(my first WW post was this...)
Am I really this scattered and indecisive?
I have been literally flip-flopping between no sugar, no carbs, low carbs, low cal, etc. I feel super-great with no sugar, but I cannot stick with it for more than like 2 months and that’s on a good run. I will lose 15 to 20 pounds, then fall off the wagon after lusting after a piece of bread (real bread, not weird bread) then gain it all back. That can’t be good for my body. Every time, I am right back to hurting knees, no energy, feeling like shit, etc.

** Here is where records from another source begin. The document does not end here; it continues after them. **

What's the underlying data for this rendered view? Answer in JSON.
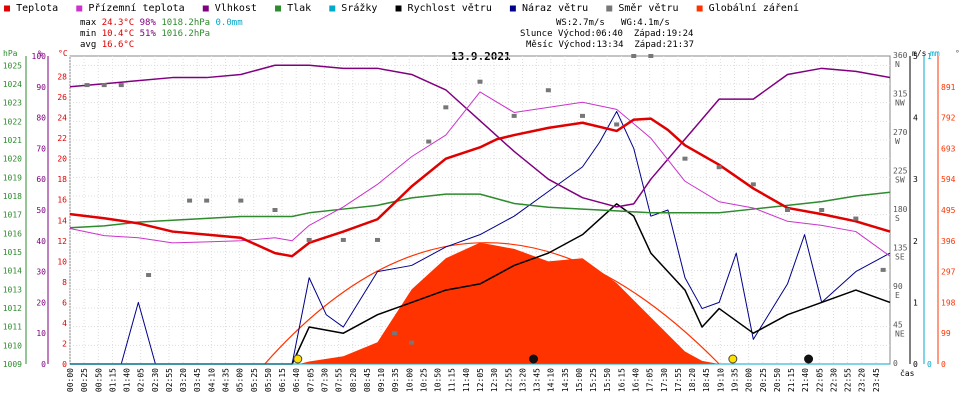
{
  "header": {
    "legend": [
      {
        "label": "Teplota",
        "color": "#e00000"
      },
      {
        "label": "Přízemní teplota",
        "color": "#cc33cc"
      },
      {
        "label": "Vlhkost",
        "color": "#800080"
      },
      {
        "label": "Tlak",
        "color": "#2e8b2e"
      },
      {
        "label": "Srážky",
        "color": "#00aacc"
      },
      {
        "label": "Rychlost větru",
        "color": "#000000"
      },
      {
        "label": "Náraz větru",
        "color": "#00008b"
      },
      {
        "label": "Směr větru",
        "color": "#777777"
      },
      {
        "label": "Globální záření",
        "color": "#ff3300"
      }
    ],
    "stats": {
      "max": {
        "label": "max",
        "temp": "24.3°C",
        "hum": "98%",
        "press": "1018.2hPa",
        "rain": "0.0mm"
      },
      "min": {
        "label": "min",
        "temp": "10.4°C",
        "hum": "51%",
        "press": "1016.2hPa"
      },
      "avg": {
        "label": "avg",
        "temp": "16.6°C"
      }
    },
    "wind": {
      "ws": "WS:2.7m/s",
      "wg": "WG:4.1m/s"
    },
    "sun": {
      "label": "Slunce",
      "rise": "Východ:06:40",
      "set": "Západ:19:24"
    },
    "moon": {
      "label": "Měsíc",
      "rise": "Východ:13:34",
      "set": "Západ:21:37"
    }
  },
  "chart_data": {
    "type": "line",
    "title": "13.9.2021",
    "xlabel": "čas",
    "x_ticks": [
      "00:00",
      "00:25",
      "00:50",
      "01:15",
      "01:40",
      "02:05",
      "02:30",
      "02:55",
      "03:20",
      "03:45",
      "04:10",
      "04:35",
      "05:00",
      "05:25",
      "05:50",
      "06:15",
      "06:40",
      "07:05",
      "07:30",
      "07:55",
      "08:20",
      "08:45",
      "09:10",
      "09:35",
      "10:00",
      "10:25",
      "10:50",
      "11:15",
      "11:40",
      "12:05",
      "12:30",
      "12:55",
      "13:20",
      "13:45",
      "14:10",
      "14:35",
      "15:00",
      "15:25",
      "15:50",
      "16:15",
      "16:40",
      "17:05",
      "17:30",
      "17:55",
      "18:20",
      "18:45",
      "19:10",
      "19:35",
      "20:00",
      "20:25",
      "20:50",
      "21:15",
      "21:40",
      "22:05",
      "22:30",
      "22:55",
      "23:20",
      "23:45"
    ],
    "axes": {
      "pressure": {
        "unit": "hPa",
        "range": [
          1009,
          1025.5
        ],
        "ticks": [
          "1025",
          "1024",
          "1023",
          "1022",
          "1021",
          "1020",
          "1019",
          "1018",
          "1017",
          "1016",
          "1015",
          "1014",
          "1013",
          "1012",
          "1011",
          "1010",
          "1009"
        ]
      },
      "humidity": {
        "unit": "%",
        "range": [
          0,
          100
        ],
        "ticks": [
          "100",
          "90",
          "80",
          "70",
          "60",
          "50",
          "40",
          "30",
          "20",
          "10",
          "0"
        ]
      },
      "temperature": {
        "unit": "°C",
        "range": [
          0,
          30
        ],
        "ticks": [
          "28",
          "26",
          "24",
          "22",
          "20",
          "18",
          "16",
          "14",
          "12",
          "10",
          "8",
          "6",
          "4",
          "2",
          "0"
        ]
      },
      "wind_dir": {
        "unit": "°",
        "range": [
          0,
          360
        ],
        "ticks": [
          "360 N",
          "315 NW",
          "270 W",
          "225 SW",
          "180 S",
          "135 SE",
          "90 E",
          "45 NE",
          "0"
        ]
      },
      "wind_speed": {
        "unit": "m/s",
        "range": [
          0,
          5
        ],
        "ticks": [
          "5",
          "4",
          "3",
          "2",
          "1",
          "0"
        ]
      },
      "rain": {
        "unit": "mm",
        "range": [
          0,
          1
        ],
        "ticks": [
          "1",
          "0"
        ]
      },
      "radiation": {
        "unit": "W/m²",
        "range": [
          0,
          990
        ],
        "ticks": [
          "891",
          "792",
          "693",
          "594",
          "495",
          "396",
          "297",
          "198",
          "99",
          "0"
        ]
      }
    },
    "series": [
      {
        "name": "Teplota",
        "axis": "temperature",
        "x": [
          0,
          1,
          2,
          3,
          4,
          5,
          6,
          6.5,
          7,
          8,
          9,
          10,
          11,
          12,
          12.5,
          13,
          14,
          15,
          16,
          16.5,
          17,
          17.5,
          18,
          19,
          20,
          21,
          22,
          23,
          24
        ],
        "y": [
          14.6,
          14.2,
          13.7,
          12.9,
          12.6,
          12.3,
          10.8,
          10.5,
          11.8,
          12.9,
          14.1,
          17.3,
          20.0,
          21.1,
          21.9,
          22.3,
          23.0,
          23.5,
          22.7,
          23.8,
          23.9,
          22.8,
          21.3,
          19.4,
          17.1,
          15.2,
          14.6,
          13.9,
          12.9
        ]
      },
      {
        "name": "Přízemní teplota",
        "axis": "temperature",
        "x": [
          0,
          1,
          2,
          3,
          4,
          5,
          6,
          6.5,
          7,
          8,
          9,
          10,
          11,
          12,
          13,
          14,
          15,
          16,
          17,
          18,
          19,
          20,
          21,
          22,
          23,
          24
        ],
        "y": [
          13.2,
          12.5,
          12.3,
          11.8,
          11.9,
          12.0,
          12.3,
          12.0,
          13.5,
          15.3,
          17.5,
          20.2,
          22.3,
          26.5,
          24.5,
          25.0,
          25.5,
          24.8,
          22.0,
          17.8,
          15.8,
          15.2,
          13.9,
          13.5,
          12.9,
          10.5
        ]
      },
      {
        "name": "Vlhkost",
        "axis": "humidity",
        "x": [
          0,
          1,
          2,
          3,
          4,
          5,
          6,
          7,
          8,
          9,
          10,
          11,
          12,
          13,
          14,
          15,
          16,
          16.5,
          17,
          18,
          19,
          20,
          21,
          22,
          23,
          24
        ],
        "y": [
          90,
          91,
          92,
          93,
          93,
          94,
          97,
          97,
          96,
          96,
          94,
          89,
          79,
          69,
          60,
          54,
          51,
          52,
          60,
          73,
          86,
          86,
          94,
          96,
          95,
          93
        ]
      },
      {
        "name": "Tlak",
        "axis": "pressure",
        "x": [
          0,
          1,
          2,
          3,
          4,
          5,
          6,
          6.5,
          7,
          8,
          9,
          10,
          11,
          12,
          13,
          14,
          15,
          16,
          17,
          18,
          19,
          20,
          21,
          22,
          23,
          24
        ],
        "y": [
          1016.3,
          1016.4,
          1016.6,
          1016.7,
          1016.8,
          1016.9,
          1016.9,
          1016.9,
          1017.1,
          1017.3,
          1017.5,
          1017.9,
          1018.1,
          1018.1,
          1017.6,
          1017.4,
          1017.3,
          1017.2,
          1017.1,
          1017.1,
          1017.1,
          1017.3,
          1017.5,
          1017.7,
          1018.0,
          1018.2
        ]
      },
      {
        "name": "Rychlost větru",
        "axis": "wind_speed",
        "x": [
          0,
          6.5,
          7,
          8,
          9,
          10,
          11,
          12,
          13,
          14,
          15,
          16,
          16.5,
          17,
          18,
          18.5,
          19,
          20,
          21,
          22,
          23,
          24
        ],
        "y": [
          0,
          0,
          0.6,
          0.5,
          0.8,
          1.0,
          1.2,
          1.3,
          1.6,
          1.8,
          2.1,
          2.6,
          2.4,
          1.8,
          1.2,
          0.6,
          0.9,
          0.5,
          0.8,
          1.0,
          1.2,
          1.0
        ]
      },
      {
        "name": "Náraz větru",
        "axis": "wind_speed",
        "x": [
          0,
          1.5,
          2,
          2.5,
          3,
          6.5,
          7,
          7.5,
          8,
          9,
          10,
          11,
          12,
          13,
          14,
          15,
          15.5,
          16,
          16.5,
          17,
          17.5,
          18,
          18.5,
          19,
          19.5,
          20,
          21,
          21.5,
          22,
          23,
          24
        ],
        "y": [
          0,
          0,
          1.0,
          0,
          0,
          0,
          1.4,
          0.8,
          0.6,
          1.5,
          1.6,
          1.9,
          2.1,
          2.4,
          2.8,
          3.2,
          3.6,
          4.1,
          3.5,
          2.4,
          2.5,
          1.4,
          0.9,
          1.0,
          1.8,
          0.4,
          1.3,
          2.1,
          1.0,
          1.5,
          1.8
        ]
      },
      {
        "name": "Směr větru",
        "axis": "wind_dir",
        "x": [
          0.5,
          1,
          1.5,
          2.3,
          3.5,
          4,
          5,
          6,
          7,
          8,
          9,
          9.5,
          10,
          10.5,
          11,
          12,
          13,
          14,
          15,
          16,
          16.5,
          17,
          18,
          19,
          20,
          21,
          22,
          23,
          23.8
        ],
        "y": [
          326,
          326,
          326,
          104,
          191,
          191,
          191,
          180,
          145,
          145,
          145,
          36,
          25,
          260,
          300,
          330,
          290,
          320,
          290,
          280,
          360,
          360,
          240,
          230,
          210,
          180,
          180,
          170,
          110
        ]
      },
      {
        "name": "Srážky",
        "axis": "rain",
        "x": [
          0,
          24
        ],
        "y": [
          0,
          0
        ]
      },
      {
        "name": "Globální záření",
        "axis": "radiation",
        "x": [
          6.7,
          7,
          8,
          9,
          10,
          11,
          12,
          12.5,
          13,
          14,
          15,
          16,
          17,
          18,
          18.5,
          19
        ],
        "y": [
          0,
          8,
          25,
          70,
          240,
          340,
          390,
          380,
          370,
          330,
          340,
          260,
          150,
          40,
          10,
          0
        ]
      }
    ],
    "markers": {
      "sunrise": "06:40",
      "sunset": "19:24",
      "moonrise": "13:34",
      "moonset": "21:37"
    }
  }
}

Plus I always have in the back of my mind the fact that I did weight watchers online and lost 70 pounds on one stint. (Went on to lose 90+.) Felt great, I remember having energy and even trying (in vain) to get a tennis group together at work! (I still have that damn tennis racquet hanging in my craft room, waiting to be used…) I ate what I wanted, just less of it and I lost weight almost every week, consistently (even through the holidays). So here I go again… (♫ on my own… going down the only road I’ve ever known... like a drifter I was born to walk alone… … … … … I’ve made up my mind I ain't wasting no more time… here I go again… here I go aga-ai-ai-ainnnnnn ♪)
So I will end this first post with this: I am just very frustrated with everything. I promised myself I would not turn 30 years old and be the weight I am/was. I let myself down and here I am, already 30 ½ years old and just as fat as ever.